You mentioned the perhaps perl hasn't been embedded in anything. I know of or use embedded perls in apache, postgres, nagios, and exim. There are probably many others, but they aren't in the same problem domains that Python dominates.
So, let's think about that a bit more.
First, things take hold often by accident. Perl was initially popular in the biotech community because someone wrote some useful software and other people wanted to use it. If that first person had chosen some other language, people would probably still want to use that initial software. I've often found people will use the most convenient tool without caring too much about the language it's in.
Second, once something get a foothold, it benefits form a virtuous cycle. Someone builds a useful tool in some language and people start using it. Those people are probably going to stay with that particular language just because it's easier than switching or combining several languages within a project. People only have so much time to think about things. I don't mind working in many languages, but it does take a bit of mental work to switch from one to the other during the day.
Now, as for Perl versus Python, I've been thinking about this for an article for Perl.com (so if you want to tell me about your cool Python stuff, please do!). In my long experience with Perl, I've noticed that we tend to build things for other programmers or what we now call DevOps. There are some turnkey applications out there, but there's much more in the module/framework space to allow you to make applications. This tilts the Perl community toward the hard-core, full-time developer space and lots of backend development.
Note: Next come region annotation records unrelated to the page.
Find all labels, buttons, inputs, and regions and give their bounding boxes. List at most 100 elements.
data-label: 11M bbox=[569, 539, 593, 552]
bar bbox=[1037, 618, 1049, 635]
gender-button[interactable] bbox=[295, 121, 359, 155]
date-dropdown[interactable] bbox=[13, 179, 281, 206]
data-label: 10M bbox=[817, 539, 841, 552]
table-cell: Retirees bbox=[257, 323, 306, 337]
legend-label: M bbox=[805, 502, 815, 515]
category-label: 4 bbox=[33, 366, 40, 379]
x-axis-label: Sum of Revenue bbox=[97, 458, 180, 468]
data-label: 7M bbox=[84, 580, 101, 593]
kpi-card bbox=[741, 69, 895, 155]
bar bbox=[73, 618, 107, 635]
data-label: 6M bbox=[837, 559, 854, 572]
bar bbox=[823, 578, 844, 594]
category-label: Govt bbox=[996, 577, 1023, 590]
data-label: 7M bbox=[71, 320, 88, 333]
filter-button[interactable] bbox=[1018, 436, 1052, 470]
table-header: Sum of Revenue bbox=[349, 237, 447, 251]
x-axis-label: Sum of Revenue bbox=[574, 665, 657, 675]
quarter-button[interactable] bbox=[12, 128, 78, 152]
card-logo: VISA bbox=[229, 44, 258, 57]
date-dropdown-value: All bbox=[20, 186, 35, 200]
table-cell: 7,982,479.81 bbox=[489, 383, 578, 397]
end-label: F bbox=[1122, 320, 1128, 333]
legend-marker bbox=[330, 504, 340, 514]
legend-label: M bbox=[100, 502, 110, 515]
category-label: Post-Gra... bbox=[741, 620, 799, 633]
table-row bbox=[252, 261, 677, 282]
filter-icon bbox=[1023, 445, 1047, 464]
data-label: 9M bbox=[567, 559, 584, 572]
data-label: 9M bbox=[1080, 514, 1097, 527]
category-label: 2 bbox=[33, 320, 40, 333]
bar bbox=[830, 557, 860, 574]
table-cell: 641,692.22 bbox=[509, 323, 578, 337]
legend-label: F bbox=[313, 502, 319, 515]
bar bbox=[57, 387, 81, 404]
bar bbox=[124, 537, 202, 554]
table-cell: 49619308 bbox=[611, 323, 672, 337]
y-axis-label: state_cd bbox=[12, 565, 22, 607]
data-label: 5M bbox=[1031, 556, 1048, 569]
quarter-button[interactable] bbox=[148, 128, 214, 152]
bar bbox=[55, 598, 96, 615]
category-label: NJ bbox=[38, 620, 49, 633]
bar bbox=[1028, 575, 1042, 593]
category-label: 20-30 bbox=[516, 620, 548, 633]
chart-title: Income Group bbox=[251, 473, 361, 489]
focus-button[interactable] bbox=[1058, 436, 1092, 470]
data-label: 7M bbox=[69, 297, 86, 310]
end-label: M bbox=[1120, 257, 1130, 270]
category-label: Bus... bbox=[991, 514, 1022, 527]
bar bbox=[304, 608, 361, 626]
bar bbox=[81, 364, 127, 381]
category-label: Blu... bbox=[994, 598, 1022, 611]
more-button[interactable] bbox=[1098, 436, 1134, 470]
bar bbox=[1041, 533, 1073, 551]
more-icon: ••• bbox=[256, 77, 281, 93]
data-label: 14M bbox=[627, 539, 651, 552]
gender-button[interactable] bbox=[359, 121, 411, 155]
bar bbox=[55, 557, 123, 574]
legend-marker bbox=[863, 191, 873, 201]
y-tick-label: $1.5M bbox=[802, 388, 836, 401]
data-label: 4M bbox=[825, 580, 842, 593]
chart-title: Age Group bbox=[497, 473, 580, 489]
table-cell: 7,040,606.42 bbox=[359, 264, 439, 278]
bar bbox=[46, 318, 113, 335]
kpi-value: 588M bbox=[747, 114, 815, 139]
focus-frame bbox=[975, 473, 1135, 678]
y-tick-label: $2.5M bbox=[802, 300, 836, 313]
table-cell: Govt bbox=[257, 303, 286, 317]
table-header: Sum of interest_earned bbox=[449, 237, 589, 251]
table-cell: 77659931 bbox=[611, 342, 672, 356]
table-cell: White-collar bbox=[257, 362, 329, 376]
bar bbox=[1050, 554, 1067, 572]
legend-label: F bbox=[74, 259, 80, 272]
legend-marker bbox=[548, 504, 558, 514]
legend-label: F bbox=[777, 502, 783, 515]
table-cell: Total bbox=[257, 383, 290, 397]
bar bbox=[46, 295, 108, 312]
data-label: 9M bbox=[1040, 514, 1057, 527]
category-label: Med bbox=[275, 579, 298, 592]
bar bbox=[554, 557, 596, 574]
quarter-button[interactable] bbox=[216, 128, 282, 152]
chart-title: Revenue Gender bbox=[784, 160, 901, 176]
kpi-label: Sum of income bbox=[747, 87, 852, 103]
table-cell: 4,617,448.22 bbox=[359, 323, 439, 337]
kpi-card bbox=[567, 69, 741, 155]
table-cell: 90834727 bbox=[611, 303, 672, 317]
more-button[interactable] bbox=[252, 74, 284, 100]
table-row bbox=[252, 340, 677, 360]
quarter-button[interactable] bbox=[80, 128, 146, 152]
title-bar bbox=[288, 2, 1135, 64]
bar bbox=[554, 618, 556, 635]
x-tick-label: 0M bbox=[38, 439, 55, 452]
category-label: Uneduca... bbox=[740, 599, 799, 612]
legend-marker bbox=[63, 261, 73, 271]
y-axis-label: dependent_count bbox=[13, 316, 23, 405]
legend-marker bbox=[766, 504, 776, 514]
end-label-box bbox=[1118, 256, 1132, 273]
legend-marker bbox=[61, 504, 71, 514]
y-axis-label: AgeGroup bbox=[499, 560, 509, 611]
On the Python side, there are some amazing tools for "normal" people for non-programming tasks. For example, there's youtube-dl, a Python program to download videos. I can't think of that many turnkey Perl things I use that aren't programming tools. Exiftool maybe, but that still seems sysadminy to me? It's not that some other language would have trouble doing this, but the group of people that gravitated to a particular language decided to work on more user-facing things.
Some people don't like Perl's syntax, which is fine, and those people probably aren't the sort that spend quite a bit of time doing shell or systems programming. Perl makes a lot of sense if you come from a unix-heavy background, and if you haven't seen some of those concepts things appear weird (and this is where I like to geek out in my Learning Perl classes). Perl is this beast of a language that pulls in C, awk, sed, shell, BASIC, and anything else Larry Wall thought was useful for getting sysadminy work done. Many of the people I've worked with as Perl programmers work in several languages. That's neither virtue nor vice, just that Perl is the sort of language that attracts that sort of person.
Guido Rossum wasn't designing a language to run the world. He had worked on the teaching language ABC and came up with an evolution of that. The items in the Zen of Python make a lot of sense if you are thinking about classrooms and instructional design. Sometimes those languages escape their initial uses (heck, Macs used to use Pascal!). Since they tend to be simpler or more straightforward, people tend to like them for shorter tasks. I see it similar to how PHP displaced Perl from the CGI webspace. It was a simpler tool that completely satisfied the people doing that stuff.